The Knicks lead the San Antonio Spurs, three games to one, in the N.B.A. finals, with a performance in the best-of-seven series that has electrified the city. While the energy was not as palpable on a steamy Friday at Rucker Park, some of it carried onto the court, where Chris Salorio, 52, played shirtless with three other men in the unrelenting sun.
Mr. Salorio, an electrician visiting from California for a bowling tournament, said he hoped the Knicks could seal the deal when the teams meet again on Saturday night in Game 5. He said he grew up on Long Island watching greats like Patrick Ewing and Charles Oakley play for the Knicks, and he thought the team now led by Jalen Brunson, the Knicks’ All-Star guard, deserved to win.
“They haven’t been relevant for a long time,” he said. “It would give the city something to be proud of, some self-esteem.”
Jay Smith, 40, an electrician, said the Knicks needed to win on Saturday if they were to take the championship at all. Standing next to him in front of the fence enclosing the court, Tyriek Jones, a Boston Celtics fan, wished the worst for the Knicks.
Mr. Smith said the team needed to exact revenge on behalf of the city for its loss to the Spurs in the finals in 1999.

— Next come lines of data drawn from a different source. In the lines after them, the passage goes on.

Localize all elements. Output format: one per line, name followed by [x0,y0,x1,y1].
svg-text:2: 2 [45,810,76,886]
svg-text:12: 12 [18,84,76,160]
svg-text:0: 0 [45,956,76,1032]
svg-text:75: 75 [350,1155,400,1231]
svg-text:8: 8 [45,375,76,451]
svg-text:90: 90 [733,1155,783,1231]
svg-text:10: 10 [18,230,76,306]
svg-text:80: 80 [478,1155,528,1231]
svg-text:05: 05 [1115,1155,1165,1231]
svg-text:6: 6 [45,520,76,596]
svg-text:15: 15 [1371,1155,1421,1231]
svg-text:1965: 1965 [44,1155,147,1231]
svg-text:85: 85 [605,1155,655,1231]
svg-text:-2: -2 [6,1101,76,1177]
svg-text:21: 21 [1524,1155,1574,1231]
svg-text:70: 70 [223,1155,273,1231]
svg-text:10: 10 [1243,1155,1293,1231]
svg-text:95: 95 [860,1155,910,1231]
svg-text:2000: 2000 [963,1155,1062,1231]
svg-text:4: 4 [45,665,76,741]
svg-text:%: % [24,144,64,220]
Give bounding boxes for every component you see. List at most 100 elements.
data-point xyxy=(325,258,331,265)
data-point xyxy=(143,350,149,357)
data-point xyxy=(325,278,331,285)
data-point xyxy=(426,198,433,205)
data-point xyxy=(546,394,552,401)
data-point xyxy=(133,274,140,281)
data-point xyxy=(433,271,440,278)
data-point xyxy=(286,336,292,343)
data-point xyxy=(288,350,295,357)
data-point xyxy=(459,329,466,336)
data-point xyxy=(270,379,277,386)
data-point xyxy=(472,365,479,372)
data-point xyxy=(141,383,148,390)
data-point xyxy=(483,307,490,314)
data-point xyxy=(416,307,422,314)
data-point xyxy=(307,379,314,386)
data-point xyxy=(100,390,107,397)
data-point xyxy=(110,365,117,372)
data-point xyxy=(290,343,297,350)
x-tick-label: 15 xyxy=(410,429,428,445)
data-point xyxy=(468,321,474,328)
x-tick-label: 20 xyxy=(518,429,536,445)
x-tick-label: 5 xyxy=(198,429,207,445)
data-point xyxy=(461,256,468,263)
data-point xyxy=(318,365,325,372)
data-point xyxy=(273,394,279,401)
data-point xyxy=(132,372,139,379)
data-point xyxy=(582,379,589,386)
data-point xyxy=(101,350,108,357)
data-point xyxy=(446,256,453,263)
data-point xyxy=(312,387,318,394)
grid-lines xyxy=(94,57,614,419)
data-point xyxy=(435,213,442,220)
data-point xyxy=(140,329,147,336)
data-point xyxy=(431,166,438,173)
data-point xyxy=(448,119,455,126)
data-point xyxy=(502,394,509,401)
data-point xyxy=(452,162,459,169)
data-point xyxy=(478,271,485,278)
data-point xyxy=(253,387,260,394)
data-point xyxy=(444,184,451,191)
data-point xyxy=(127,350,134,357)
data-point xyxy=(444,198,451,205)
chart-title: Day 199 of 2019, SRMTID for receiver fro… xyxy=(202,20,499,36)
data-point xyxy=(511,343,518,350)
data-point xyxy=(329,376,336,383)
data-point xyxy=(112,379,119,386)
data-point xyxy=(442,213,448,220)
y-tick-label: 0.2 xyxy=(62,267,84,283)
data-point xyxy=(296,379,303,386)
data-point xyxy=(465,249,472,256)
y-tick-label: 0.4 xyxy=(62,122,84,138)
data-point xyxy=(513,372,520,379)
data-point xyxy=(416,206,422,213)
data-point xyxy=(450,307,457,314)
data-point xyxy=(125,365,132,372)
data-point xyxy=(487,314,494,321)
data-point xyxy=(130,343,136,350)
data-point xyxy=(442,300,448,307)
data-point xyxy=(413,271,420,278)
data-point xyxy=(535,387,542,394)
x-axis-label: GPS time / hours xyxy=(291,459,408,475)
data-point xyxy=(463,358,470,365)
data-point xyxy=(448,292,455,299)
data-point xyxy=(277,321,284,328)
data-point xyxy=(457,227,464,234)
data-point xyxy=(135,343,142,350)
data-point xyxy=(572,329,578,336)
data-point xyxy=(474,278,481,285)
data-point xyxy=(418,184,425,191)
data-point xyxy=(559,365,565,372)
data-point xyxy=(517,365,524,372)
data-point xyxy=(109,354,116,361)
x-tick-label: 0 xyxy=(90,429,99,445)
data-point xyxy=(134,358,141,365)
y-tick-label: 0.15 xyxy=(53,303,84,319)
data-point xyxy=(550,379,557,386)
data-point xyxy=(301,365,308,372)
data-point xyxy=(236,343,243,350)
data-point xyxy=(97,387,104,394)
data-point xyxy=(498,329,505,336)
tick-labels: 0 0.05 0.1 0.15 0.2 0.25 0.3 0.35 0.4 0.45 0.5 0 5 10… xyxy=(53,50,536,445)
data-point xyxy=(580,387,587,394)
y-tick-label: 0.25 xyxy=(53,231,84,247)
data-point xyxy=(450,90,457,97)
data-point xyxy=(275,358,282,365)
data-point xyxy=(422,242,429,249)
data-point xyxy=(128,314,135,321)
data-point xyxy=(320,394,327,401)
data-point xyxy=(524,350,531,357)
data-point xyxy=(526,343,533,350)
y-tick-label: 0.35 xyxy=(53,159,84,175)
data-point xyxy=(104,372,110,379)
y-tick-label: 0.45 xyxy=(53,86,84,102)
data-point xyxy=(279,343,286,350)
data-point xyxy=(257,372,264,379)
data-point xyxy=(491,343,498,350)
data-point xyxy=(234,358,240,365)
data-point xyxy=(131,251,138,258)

“They stole it from us,” he said. “We need it. Or we’re going to burn New York down.”
(He clarified that he was joking. He placed a bet on the game and doesn’t want to get beat up by the rowdy crowds, he added.)
Janell Moore, a radio host from Richmond, Va., had been thrown into the thick of the frenzy of Game 4 when she arrived in Manhattan on Wednesday night to celebrate her birthday. She had no idea of the chaos that awaited her when she got off the bus in Midtown.
“I arrived right when they won,” she said. “So I was right in the mosh pit.”
A lifelong fascination with New York led her to start rooting for the Knicks while she was growing up in Germany. She strode onto the court on Friday with a basketball under her arm and a tie-dyed Knicks shirt that she’d found slung over her shoulder. A stranger had told her that she must visit the court in Upper Manhattan, so she did.
After a while, she was swept into a game with a group of male tourists for whom the Knicks were not front-of-mind.
It was the World Cup, not the N.B.A. finals, that drew the group from Buenos Aires to the city. They found the park after one of them, Esteban Citara, 49, a restaurateur, asked ChatGPT for the most famous place to play basketball in Harlem.
The group had never played before, he said. Nonetheless, they pulled in Ms. Moore. There was much sneaker-squeaking, double-dribbling and buckets made and missed. After a quick game of three-on-three, the men walked off the court huffing, sweaty and giddy over their side quest. Then, they left to find food.
The court had cleared when Amari, 12, and Aang, 14, two middle school students, arrived to throw up some shots. They said they were excited to see the Knicks reach for a championship in their “era,” as Aang called it.
“It’s historic,” Aang said. Amari added, “Knicks in five.”